4. In het derde lid (nieuw) wordt «bedoeld in het eerste lid» telkens vervangen door «bedoeld in het eerste en tweede lid».

5. In het vierde lid (nieuw) wordt «voor de toepassing van het tweede lid» vervangen door «voor de toepassing van het derde lid» en wordt «op grond van het vierde lid» vervangen door «op grond van het vijfde lid».

6. In het vijfde lid (nieuw) wordt «het tweede lid» telkens vervangen door «het derde lid».

E

Na artikel 122n wordt een artikel ingevoegd, luidende:

Artikel 122na Opschorting quotumheffing tot 2022

  • 1. Nadat bij regeling van Onze Minister op grond van artikel 122n, eerste lid, tot invoering van de quotumheffing voor de betreffende sector is besloten, wordt de quotumheffing, in afwijking van de artikelen 38e, eerste lid, en 122n, eerste lid, niet uitgevoerd met betrekking tot kalenderjaren die zijn gelegen vóór 1 januari 2022.

  • 2. Ten aanzien van een kalenderjaar waarover de quotumheffing op grond van het eerste lid niet wordt uitgevoerd, wordt met overeenkomstige toepassing van artikel 38f een quotumpercentage vastgesteld voor de sector overheid, onderscheidenlijk voor de sector niet-overheid.

ARTIKEL II WIJZIGING ZIEKTEWET

Artikel 29b van de Ziektewet wordt als volgt gewijzigd:

1. Het elfde lid wordt als volgt gewijzigd:

a. In onderdeel a wordt «artikel 38b, eerste lid, onderdelen d en e» vervangen door «artikel 38b, eerste lid, onderdelen d, e en f».

b. In onderdeel b vervalt «nadat de quotumheffing op grond van artikel 122n, eerste lid, van die wet voor de betreffende werkgever is geactiveerd».

2. Er wordt een lid toegevoegd, luidende:

  • 12. Voor de toepassing van dit artikel wordt onder een werknemer als bedoeld in het tweede lid of arbeidsbeperkte als bedoeld in het elfde lid tevens verstaan de persoon die niet langer aan de voorwaarden op grond van het tweede of elfde lid voldoet en als arbeidsbeperkte wordt beschouwd op grond van artikel 38b, zesde lid, van de Wet financiering sociale verzekeringen voor zover het betreft zijn perioden van ongeschiktheid tot werken wegens ziekte die zijn aangevangen voordat zijn opname in de registratie van arbeidsbeperkten, bedoeld in artikel 38d, eerste lid, van die wet, eindigt.

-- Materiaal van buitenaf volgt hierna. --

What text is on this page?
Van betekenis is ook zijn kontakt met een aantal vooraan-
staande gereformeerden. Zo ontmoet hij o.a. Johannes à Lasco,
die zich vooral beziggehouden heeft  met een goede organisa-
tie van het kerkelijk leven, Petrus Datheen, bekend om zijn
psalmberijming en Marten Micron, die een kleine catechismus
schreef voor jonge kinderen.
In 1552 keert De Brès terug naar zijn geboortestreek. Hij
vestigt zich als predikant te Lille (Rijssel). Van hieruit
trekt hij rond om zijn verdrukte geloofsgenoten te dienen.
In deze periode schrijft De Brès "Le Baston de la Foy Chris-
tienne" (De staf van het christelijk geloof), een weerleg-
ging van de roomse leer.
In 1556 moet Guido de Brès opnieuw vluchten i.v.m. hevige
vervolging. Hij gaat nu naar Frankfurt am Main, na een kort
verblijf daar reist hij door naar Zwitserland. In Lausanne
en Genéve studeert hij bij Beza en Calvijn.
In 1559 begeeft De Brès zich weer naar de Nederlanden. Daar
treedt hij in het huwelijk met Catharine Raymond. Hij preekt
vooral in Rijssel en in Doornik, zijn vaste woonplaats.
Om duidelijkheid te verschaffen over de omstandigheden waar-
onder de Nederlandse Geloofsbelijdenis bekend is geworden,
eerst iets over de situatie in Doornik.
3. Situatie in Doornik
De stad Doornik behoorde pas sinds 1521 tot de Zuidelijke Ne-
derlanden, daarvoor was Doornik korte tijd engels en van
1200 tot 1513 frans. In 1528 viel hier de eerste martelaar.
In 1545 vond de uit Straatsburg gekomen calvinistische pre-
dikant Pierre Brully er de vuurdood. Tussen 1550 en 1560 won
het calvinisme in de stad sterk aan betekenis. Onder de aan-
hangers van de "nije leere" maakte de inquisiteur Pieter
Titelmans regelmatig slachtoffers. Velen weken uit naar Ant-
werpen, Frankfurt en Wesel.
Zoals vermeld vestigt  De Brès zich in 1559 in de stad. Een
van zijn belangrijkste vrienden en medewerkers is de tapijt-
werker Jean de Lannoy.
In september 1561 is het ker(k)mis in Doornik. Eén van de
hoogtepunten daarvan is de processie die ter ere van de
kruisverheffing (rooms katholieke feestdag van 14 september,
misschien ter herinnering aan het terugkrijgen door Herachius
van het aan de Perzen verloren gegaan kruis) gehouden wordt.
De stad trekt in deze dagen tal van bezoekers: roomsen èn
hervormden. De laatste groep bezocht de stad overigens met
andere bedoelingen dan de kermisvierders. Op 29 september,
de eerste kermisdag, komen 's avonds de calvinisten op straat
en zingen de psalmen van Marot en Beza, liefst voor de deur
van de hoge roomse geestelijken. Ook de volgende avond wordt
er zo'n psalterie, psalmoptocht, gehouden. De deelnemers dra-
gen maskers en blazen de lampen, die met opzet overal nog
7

ARTIKEL III WIJZIGING WET TEGEMOETKOMINGEN LOONDOMEIN

Artikel 2.10 van de Wet tegemoetkomingen loondomein wordt als volgt gewijzigd:

1. In het eerste lid, onderdeel a, wordt onder vernummering van 5° en 6° tot 6° en 7° een onderdeel ingevoegd, luidende:

  • 5°. een arbeidsbeperkte is als bedoeld in artikel 38b, eerste lid, onderdeel f, van de Wet financiering sociale verzekeringen;.

2. In het eerste lid, onderdeel a, onder 6°, vervalt «indien op enig moment voorafgaand aan de aanvang van de dienstbetrekking de quotumheffing op grond van artikel 122n, eerste lid, van de Wet financiering sociale verzekeringen voor de werkgever in de desbetreffende sector is geactiveerd».

3. Er wordt een lid toegevoegd, luidende:

  • 4. Voor de toepassing van dit artikel wordt onder een werknemer als bedoeld in het eerste lid, onderdeel a, tevens verstaan de persoon die in de kalendermaand voorafgaand aan de aanvang van de dienstbetrekking niet langer aan de voorwaarden op grond van het eerste lid, onderdeel a, voldoet en als arbeidsbeperkte wordt beschouwd op grond van artikel 38b, zesde lid, van de Wet financiering sociale verzekeringen.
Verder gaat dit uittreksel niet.